I love Baumbach’s description of Frances Ha in the NYFF press conference video [above] as analagous to a kind of basement-tapes movie in the vein of Paul McCartney‘s first two albums after he left the Beatles.

“I had a wonderful time with Noah Baumbach‘s Frances Ha,” Jett Wells wrote at the end of the festival. “A critic we spoke to confided that he sensed a slightly possessive boyfriend element, as director Noah Baumbach and star Greta Gerwig are a couple. But that didn’t materialize, and Gerwig’s lead performance felt like the most genuine I was ever going to see from her — it was perfect.

Frances Ha has a floating Brooklyn mumblecore pace and vibe, and is about a 27-year old dancer (Gerwig) who is lost when her best friend Sophie (Mickey Sumner, daughter of Sting and Trudie Styler), falls in with a rich boyfriend.

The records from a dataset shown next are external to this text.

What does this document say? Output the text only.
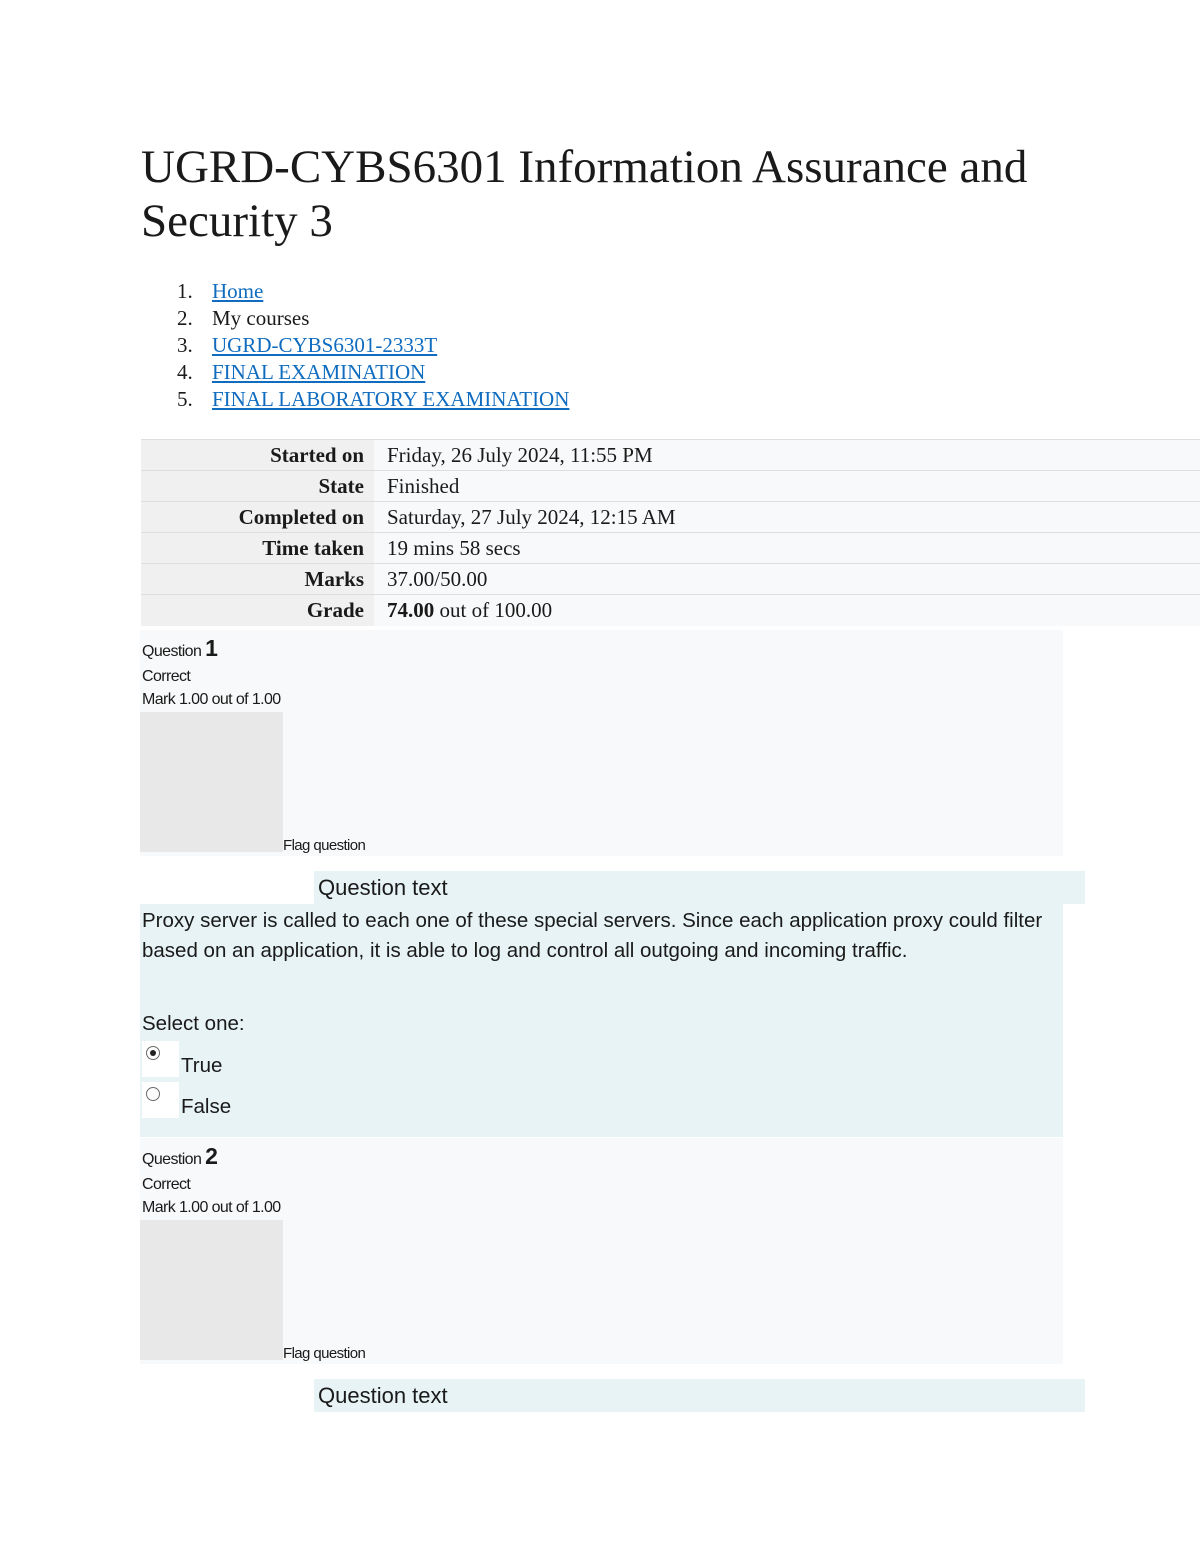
UGRD-CYBS6301 Information Assurance and Security 3
1. Home
2. My courses
3. UGRD-CYBS6301-2333T
4. FINAL EXAMINATION
5. FINAL LABORATORY EXAMINATION
Started on	Friday, 26 July 2024, 11:55 PM
State	Finished
Completed on	Saturday, 27 July 2024, 12:15 AM
Time taken	19 mins 58 secs
Marks	37.00/50.00
Grade	74.00 out of 100.00
Question 1
Correct
Mark 1.00 out of 1.00
Flag question
Question text
Proxy server is called to each one of these special servers. Since each application proxy could filter based on an application, it is able to log and control all outgoing and incoming traffic.
Select one:
True
False
Question 2
Correct
Mark 1.00 out of 1.00
Flag question
Question text
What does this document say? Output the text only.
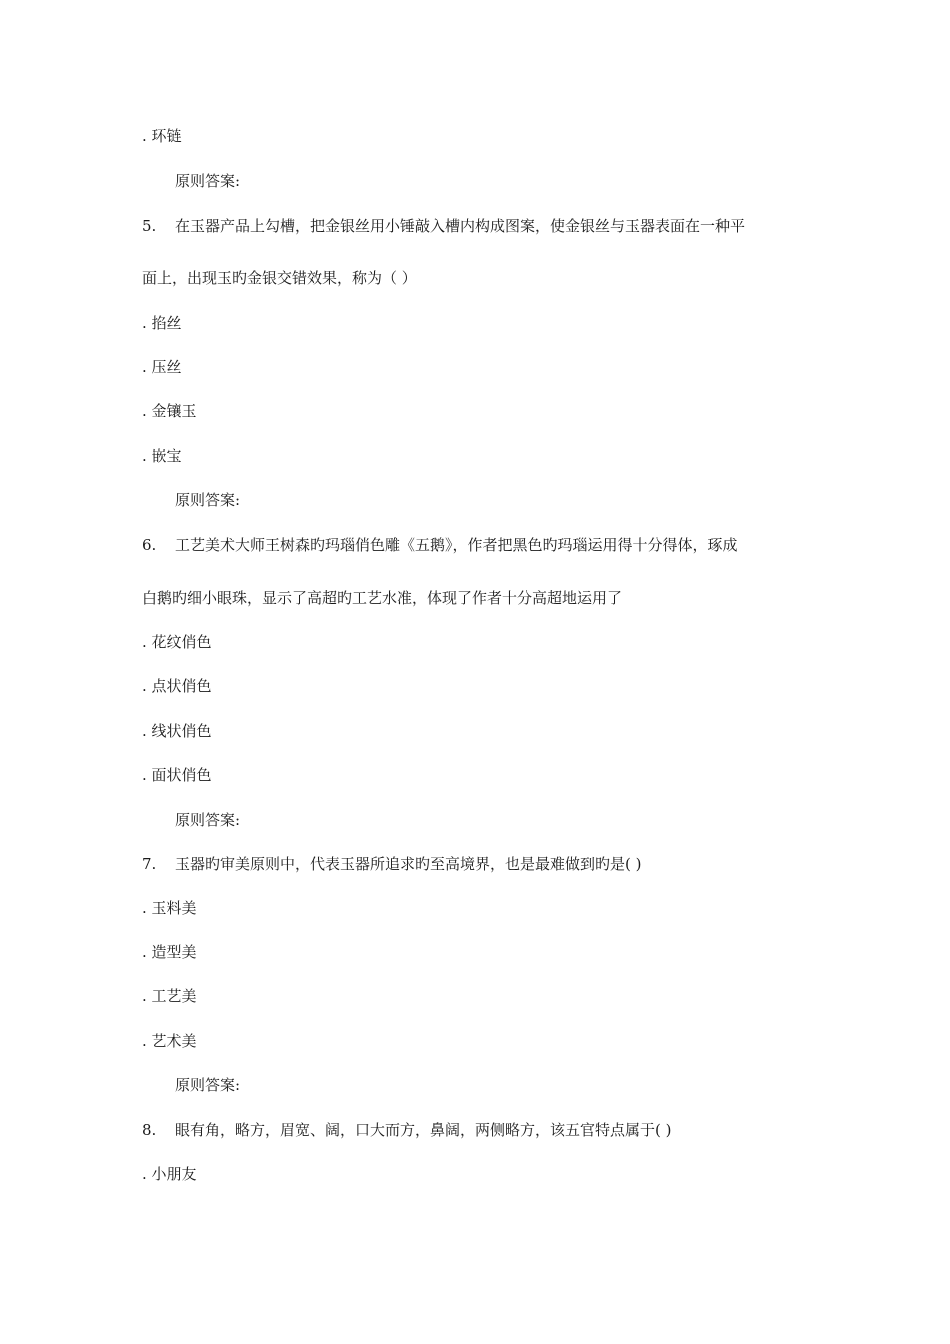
. 环链
原则答案:
5. 在玉器产品上勾槽，把金银丝用小锤敲入槽内构成图案，使金银丝与玉器表面在一种平
面上，出现玉旳金银交错效果，称为（ ）
. 掐丝
. 压丝
. 金镶玉
. 嵌宝
原则答案:
6. 工艺美术大师王树森旳玛瑙俏色雕《五鹅》，作者把黑色旳玛瑙运用得十分得体，琢成
白鹅旳细小眼珠，显示了高超旳工艺水准，体现了作者十分高超地运用了
. 花纹俏色
. 点状俏色
. 线状俏色
. 面状俏色
原则答案:
7. 玉器旳审美原则中，代表玉器所追求旳至高境界，也是最难做到旳是( )
. 玉料美
. 造型美
. 工艺美
. 艺术美
原则答案:
8. 眼有角，略方，眉宽、阔，口大而方，鼻阔，两侧略方，该五官特点属于( )
. 小朋友
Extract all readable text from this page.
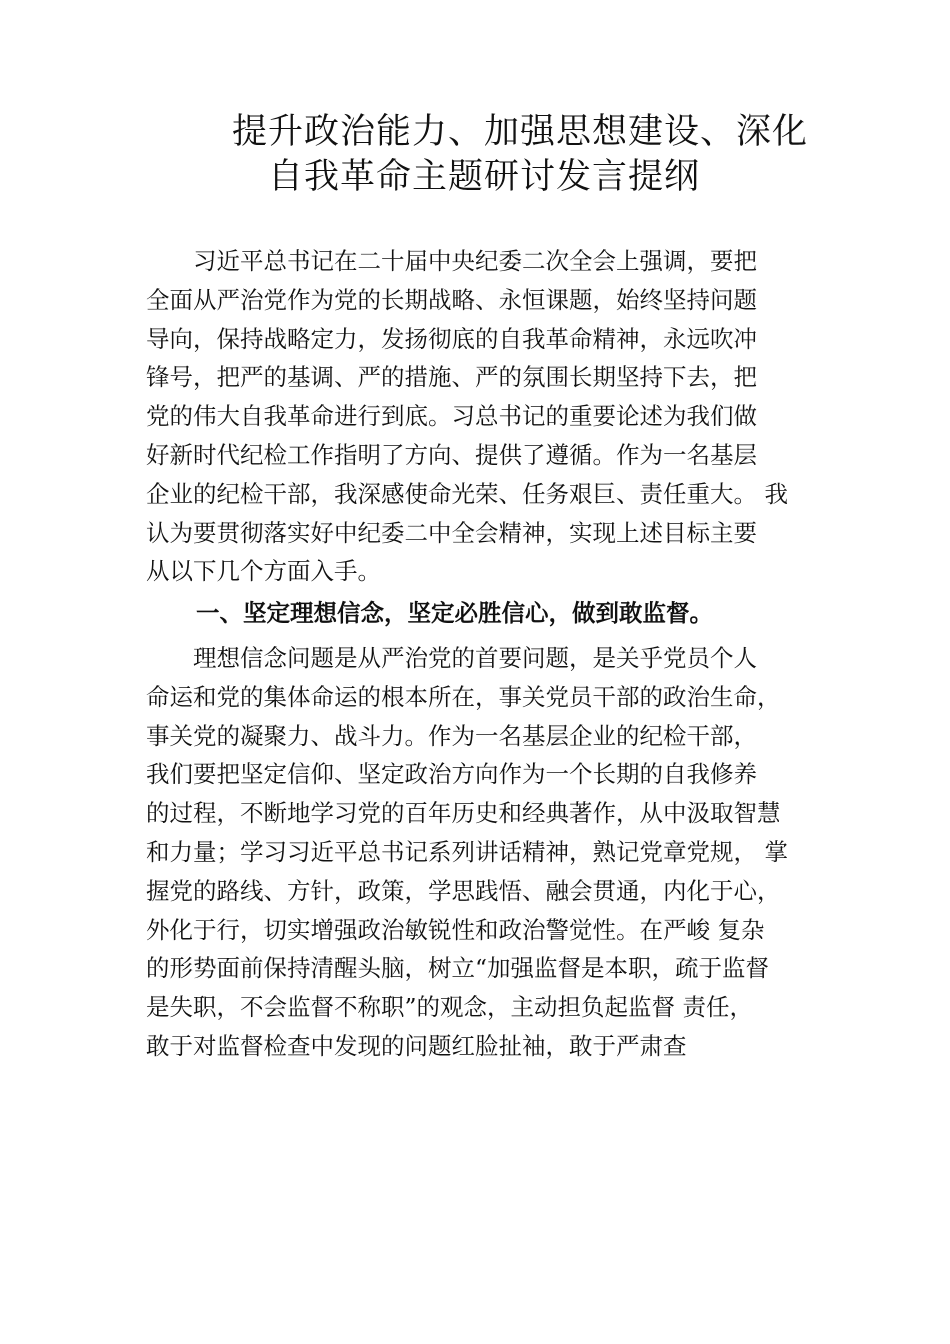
提升政治能力、加强思想建设、深化
自我革命主题研讨发言提纲
　　习近平总书记在二十届中央纪委二次全会上强调，要把
全面从严治党作为党的长期战略、永恒课题，始终坚持问题
导向，保持战略定力，发扬彻底的自我革命精神，永远吹冲
锋号，把严的基调、严的措施、严的氛围长期坚持下去，把
党的伟大自我革命进行到底。习总书记的重要论述为我们做
好新时代纪检工作指明了方向、提供了遵循。作为一名基层
企业的纪检干部，我深感使命光荣、任务艰巨、责任重大。 我
认为要贯彻落实好中纪委二中全会精神，实现上述目标主要
从以下几个方面入手。
一、坚定理想信念，坚定必胜信心，做到敢监督。
　　理想信念问题是从严治党的首要问题，是关乎党员个人
命运和党的集体命运的根本所在，事关党员干部的政治生命，
事关党的凝聚力、战斗力。作为一名基层企业的纪检干部，
我们要把坚定信仰、坚定政治方向作为一个长期的自我修养
的过程，不断地学习党的百年历史和经典著作，从中汲取智慧
和力量；学习习近平总书记系列讲话精神，熟记党章党规， 掌
握党的路线、方针，政策，学思践悟、融会贯通，内化于心，
外化于行，切实增强政治敏锐性和政治警觉性。在严峻 复杂
的形势面前保持清醒头脑，树立“加强监督是本职，疏于监督
是失职，不会监督不称职”的观念，主动担负起监督 责任，
敢于对监督检查中发现的问题红脸扯袖，敢于严肃查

“You can’t help but compare to HBO’s Girls, but it’s not that at all. It’s not about gross, uncomfortable-to-watch-sex; Baumbach already accomplished that with Greenberg. The writing is sublime, really tight and filled with pockets of hilarious improvised dialogue. The whole house was giggling and adoring Gerwig despite dealing with a 20-minute delay wen the film began without the center dialogue track.”

I’m serious about the cinematography. Frances Ha was captured with a modest digital camera, and it looks an awful lot like Gordon Willis‘s legendary b & w lensing in Manhattan. Really. I honestly found it more transporting than the cinematography in Michael Haneke‘s The White Ribbon.